The Northwest entrance of Joshua tree would be our furthest point West, and we turned and started heading South towards 10. In and around Palm Springs and Indio we dumped the tanks, filled the water, got propane, and had lunch at a Mexican restaurant. At Indio, we went South through Coachella and past the Salton Sea.
Took a quick little tour of Bombay Beach; a small community planning to expand when the lake was formed, only to find the lake was quickly polluted and the water became rank and unsuitable for swimming. Bombay Beach has tiny little lots, all mashed together in the middle of wide open desert country. The lots are crammed full with old buses, raggedy shed like houses, trailers, campers, and the like. Below the Salton Sea are miles and miles of irrigated cropland farmed in the sandy soils of Southern California. It’s amazing to imagine the amount of water used for these crops in this dry arid land, where it comes from, and how they keep these crops fertilized in such deficient-looking “soil”.
We continued South and started East at Mexicali through Yuma. We boondocked in the desert off the freeway somewhere on #8. When we thought we had found a spot, we were greeted by 4 car fulls of border agents, suggesting we move further down the road for our safety from immigrants being smuggled across the border.
FRIDAY Jan 14th
In the morning we headed for Sabino Canyon Recreation Area on the North side of Tucson. We hiked around about 4 miles of trails there leading up into a beautiful valley chock full of a multitude of different Cacti and other desert flora. It is a beautiful place with natural areas that look like professionally manicured desert gardens. A great way to spend the day, and yet another place worthy of returning. We did not have time to do the 7 falls hike. We had Pizza in Tucson and continued driving and saw the World Famous “thing” near Dragoon. We split a Mexican plate at Ramonas Cafe (good local dive) and we are “camped” at the visitor center near Lordsburg New Mexico. Tomorrow we will start Northeast up through the Gila National Forest.
SATURDAY Jan 15th
Silver City wasn’t as “Old and Western” as I had in my mind – I may have been thinking of Silver City Montana… There were some Art galleries and tourist shops, but we were there too early in the morning.

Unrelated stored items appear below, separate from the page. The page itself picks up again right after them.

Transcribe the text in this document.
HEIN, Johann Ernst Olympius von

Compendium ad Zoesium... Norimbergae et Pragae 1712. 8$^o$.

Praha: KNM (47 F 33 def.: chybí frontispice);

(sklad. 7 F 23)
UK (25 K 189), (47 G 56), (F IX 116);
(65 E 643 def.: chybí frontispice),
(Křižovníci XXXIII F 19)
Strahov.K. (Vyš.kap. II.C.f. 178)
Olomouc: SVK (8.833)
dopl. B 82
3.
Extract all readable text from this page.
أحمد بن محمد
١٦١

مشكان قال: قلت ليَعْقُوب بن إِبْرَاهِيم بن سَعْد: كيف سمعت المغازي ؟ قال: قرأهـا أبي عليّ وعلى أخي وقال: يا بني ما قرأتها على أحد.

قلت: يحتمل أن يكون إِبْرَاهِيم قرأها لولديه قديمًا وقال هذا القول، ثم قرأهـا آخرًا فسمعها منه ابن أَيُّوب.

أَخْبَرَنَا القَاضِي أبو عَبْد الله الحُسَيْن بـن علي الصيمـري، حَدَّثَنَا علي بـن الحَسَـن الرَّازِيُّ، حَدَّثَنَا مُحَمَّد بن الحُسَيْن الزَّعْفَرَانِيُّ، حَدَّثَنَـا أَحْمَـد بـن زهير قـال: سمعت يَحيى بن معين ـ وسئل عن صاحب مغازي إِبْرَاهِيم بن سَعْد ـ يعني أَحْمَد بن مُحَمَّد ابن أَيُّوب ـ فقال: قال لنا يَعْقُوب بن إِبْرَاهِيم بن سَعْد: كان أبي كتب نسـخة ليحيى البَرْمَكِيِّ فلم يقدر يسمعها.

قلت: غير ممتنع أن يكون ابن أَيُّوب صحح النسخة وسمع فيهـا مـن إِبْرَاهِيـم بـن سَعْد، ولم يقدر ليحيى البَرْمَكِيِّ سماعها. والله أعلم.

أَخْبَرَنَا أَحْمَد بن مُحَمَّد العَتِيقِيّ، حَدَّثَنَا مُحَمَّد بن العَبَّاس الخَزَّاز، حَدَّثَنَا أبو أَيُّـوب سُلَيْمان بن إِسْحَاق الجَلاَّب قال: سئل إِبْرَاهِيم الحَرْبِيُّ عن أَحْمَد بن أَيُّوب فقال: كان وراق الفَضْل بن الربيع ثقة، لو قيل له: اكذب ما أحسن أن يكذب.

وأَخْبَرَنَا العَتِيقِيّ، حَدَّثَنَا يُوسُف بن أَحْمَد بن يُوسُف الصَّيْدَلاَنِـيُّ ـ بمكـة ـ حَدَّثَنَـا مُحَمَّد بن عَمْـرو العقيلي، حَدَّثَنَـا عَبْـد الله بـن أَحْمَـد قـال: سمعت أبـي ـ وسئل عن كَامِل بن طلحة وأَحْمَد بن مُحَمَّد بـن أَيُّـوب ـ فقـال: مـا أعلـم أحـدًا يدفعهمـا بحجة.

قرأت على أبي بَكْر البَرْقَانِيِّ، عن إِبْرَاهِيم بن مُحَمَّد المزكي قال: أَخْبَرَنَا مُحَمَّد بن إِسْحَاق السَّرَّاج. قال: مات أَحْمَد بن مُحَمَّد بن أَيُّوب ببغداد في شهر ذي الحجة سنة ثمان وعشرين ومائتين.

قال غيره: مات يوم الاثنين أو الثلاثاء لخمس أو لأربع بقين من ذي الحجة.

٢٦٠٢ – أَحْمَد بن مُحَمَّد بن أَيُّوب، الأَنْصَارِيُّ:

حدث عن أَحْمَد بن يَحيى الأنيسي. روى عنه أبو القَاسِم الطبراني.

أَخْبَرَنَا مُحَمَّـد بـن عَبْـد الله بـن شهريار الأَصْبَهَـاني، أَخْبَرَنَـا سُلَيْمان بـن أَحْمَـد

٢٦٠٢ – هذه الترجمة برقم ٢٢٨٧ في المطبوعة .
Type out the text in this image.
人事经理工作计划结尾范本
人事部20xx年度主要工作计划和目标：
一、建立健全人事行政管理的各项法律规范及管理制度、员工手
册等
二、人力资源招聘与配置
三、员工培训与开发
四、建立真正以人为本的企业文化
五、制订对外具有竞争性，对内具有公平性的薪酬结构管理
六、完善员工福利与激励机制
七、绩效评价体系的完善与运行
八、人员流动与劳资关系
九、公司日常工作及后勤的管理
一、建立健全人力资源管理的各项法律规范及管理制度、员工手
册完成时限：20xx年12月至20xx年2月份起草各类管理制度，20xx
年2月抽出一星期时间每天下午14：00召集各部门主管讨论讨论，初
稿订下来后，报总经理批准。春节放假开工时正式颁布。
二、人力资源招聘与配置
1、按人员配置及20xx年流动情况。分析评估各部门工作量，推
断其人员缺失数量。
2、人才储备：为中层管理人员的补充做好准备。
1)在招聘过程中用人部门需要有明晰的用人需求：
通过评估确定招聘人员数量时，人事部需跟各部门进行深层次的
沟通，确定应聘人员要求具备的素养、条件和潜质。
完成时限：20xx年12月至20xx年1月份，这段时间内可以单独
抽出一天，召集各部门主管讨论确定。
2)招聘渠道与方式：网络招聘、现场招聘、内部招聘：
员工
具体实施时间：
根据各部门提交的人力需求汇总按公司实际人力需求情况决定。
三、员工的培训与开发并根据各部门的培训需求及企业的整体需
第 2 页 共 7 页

The road over Emory Pass to Truth or Consequences, however, WAS beautiful, once past the devastation caused by copper mining on the West Side. Great views and several cool-looking places to camp (of which most were closed due to snow on the ground).
We had a great Brunch at the Grapevine Bistro in Truth or Consequences, and there appear to be several other worthy restaurants in town. We checked a couple galleries and carried on.
The rest of the ride home started getting pretty bland, though we did stop at the Salinas Missions in New Mexico which were interesting. Tens of thousands of Indians once lived in this area.
Arkansas was having a 10” snowfall which Jennifer was very excited to see.
Another great trip down in the books!